Detecting overflows while computing off_t

A

Andre Majorel

How do you compute an off_t with overflow detection ?

Ideally, the target language is C89/C90 and the target platform
is reasonably recent versions of the major Unixen. If there is
no practical way to do that without limiting the target platform
set to FreeBSD + Linux + NetBSD + OpenBSD or adding the
requirement of conformance to some combination of SUS v2, SUS v3
and C99, I'll settle for that.

Overflow-safe versions of + and * would do but not even a
relatively recent standard like SUS v2 provides OFF_MIN and
OFF_MAX and since off_t is a signed integer type, overflows lead
to undefined behaviour.

What are we supposed to do ? Compare sizeof (off_t) with sizeof
(int/long/long long[1]) and use INT_MAX/LONG_MAX/LLONG_MAX[1] ?
Carry the calculation with doubles, cast to off_t and cast back
to double for verification[2] ? Use bignum ?

[1] Neither of which is not in C89 or SUS v2, by the way.
[2] But is the result of casting a double outside of
INT_MIN..INT_MAX to int defined ?
 
K

Keith Thompson

Andre Majorel said:
How do you compute an off_t with overflow detection ?

There is no off_t type defined in the standard C library. But IMHO
your question is still topical.

More generally, given a type off_t (a typedef for some signed integer
type, defined in some implementation-specific header), how can you do
computations in that type with overflow detection?

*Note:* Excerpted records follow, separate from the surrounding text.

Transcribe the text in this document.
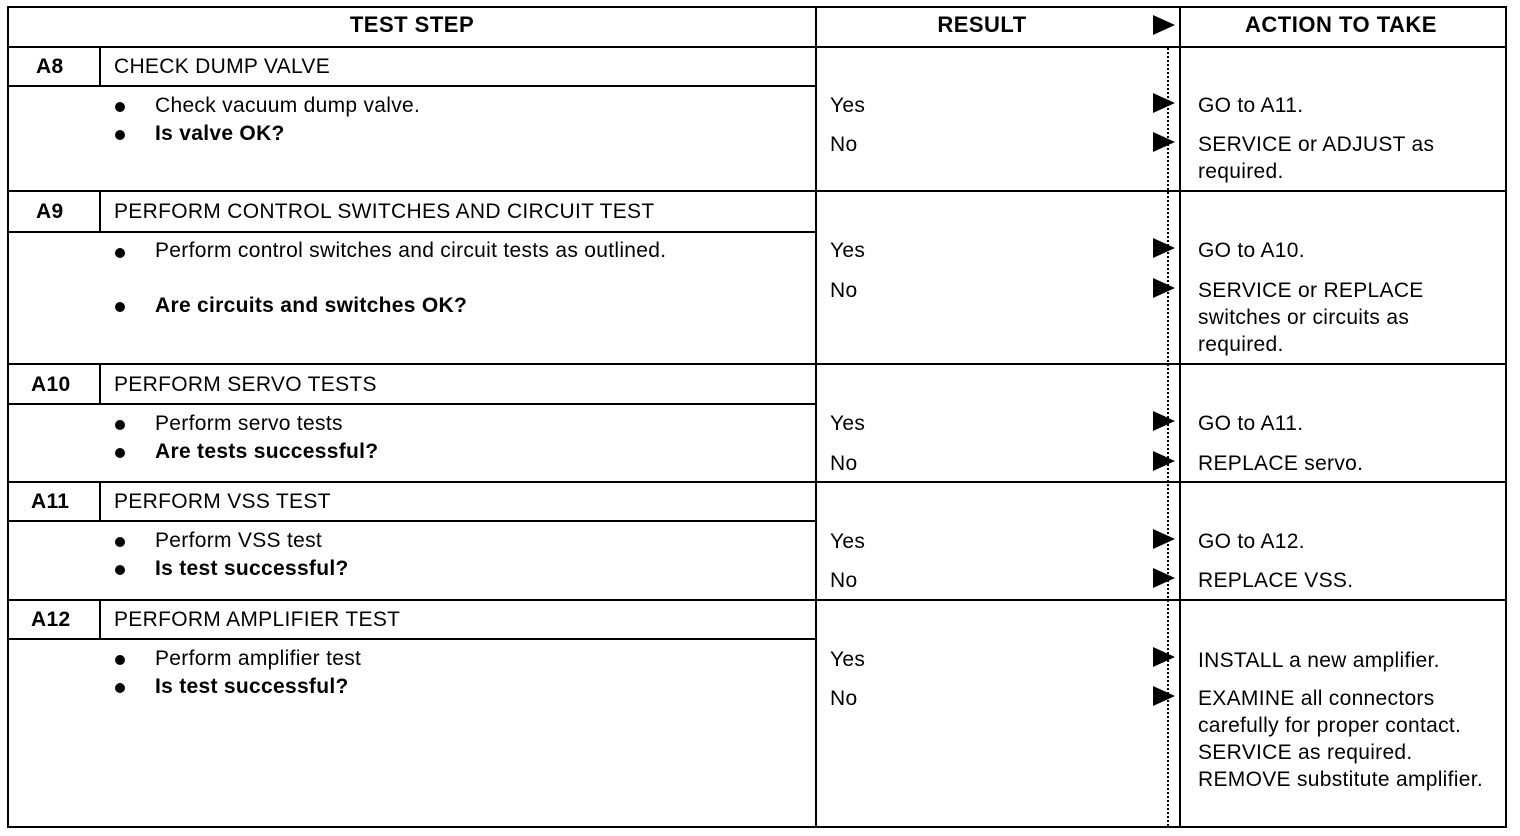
TEST STEP	RESULT	ACTION TO TAKE
A8 CHECK DUMP VALVE
Check vacuum dump valve.
Is valve OK?
Yes
No
GO to A11.
SERVICE or ADJUST as required.
A9 PERFORM CONTROL SWITCHES AND CIRCUIT TEST
Perform control switches and circuit tests as outlined.
Are circuits and switches OK?
Yes
No
GO to A10.
SERVICE or REPLACE switches or circuits as required.
A10 PERFORM SERVO TESTS
Perform servo tests
Are tests successful?
Yes
No
GO to A11.
REPLACE servo.
A11 PERFORM VSS TEST
Perform VSS test
Is test successful?
Yes
No
GO to A12.
REPLACE VSS.
A12 PERFORM AMPLIFIER TEST
Perform amplifier test
Is test successful?
Yes
No
INSTALL a new amplifier.
EXAMINE all connectors carefully for proper contact. SERVICE as required. REMOVE substitute amplifier.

That's a fairly tricky question, especially if you don't have OFF_MIN
and OFF_MAX macros specifying the lower and upper bounds.

[...]
Overflow-safe versions of + and * would do but not even a
relatively recent standard like SUS v2 provides OFF_MIN and
OFF_MAX and since off_t is a signed integer type, overflows lead
to undefined behaviour.

What are we supposed to do ? Compare sizeof (off_t) with sizeof
(int/long/long long[1]) and use INT_MAX/LONG_MAX/LLONG_MAX[1] ?
Carry the calculation with doubles, cast to off_t and cast back
to double for verification[2] ? Use bignum ?

If I wanted portability, I wouldn't use double. For example, if both
off_t and double are 64 bits, double won't be able to represent all
values of type off_t (it wastes bits on that silly exponent thingie);
long double might, but there's no guarantee that *any* floating-point
type can represent all values of a given integer type.

I don't think there's any 100% portable way to determine the bounds.
You can probably get away with comparing sizeof(off_t) to sizeof(int),
etc.; if you find a type whose size matches, you can *assume* that its
bounds are the same as those of that type. It's not impossible that
that assumption will break if there are padding bits. (I think that
Cray vector machines have padding bits for some integer types; I'll
check the details later, when I get a chance).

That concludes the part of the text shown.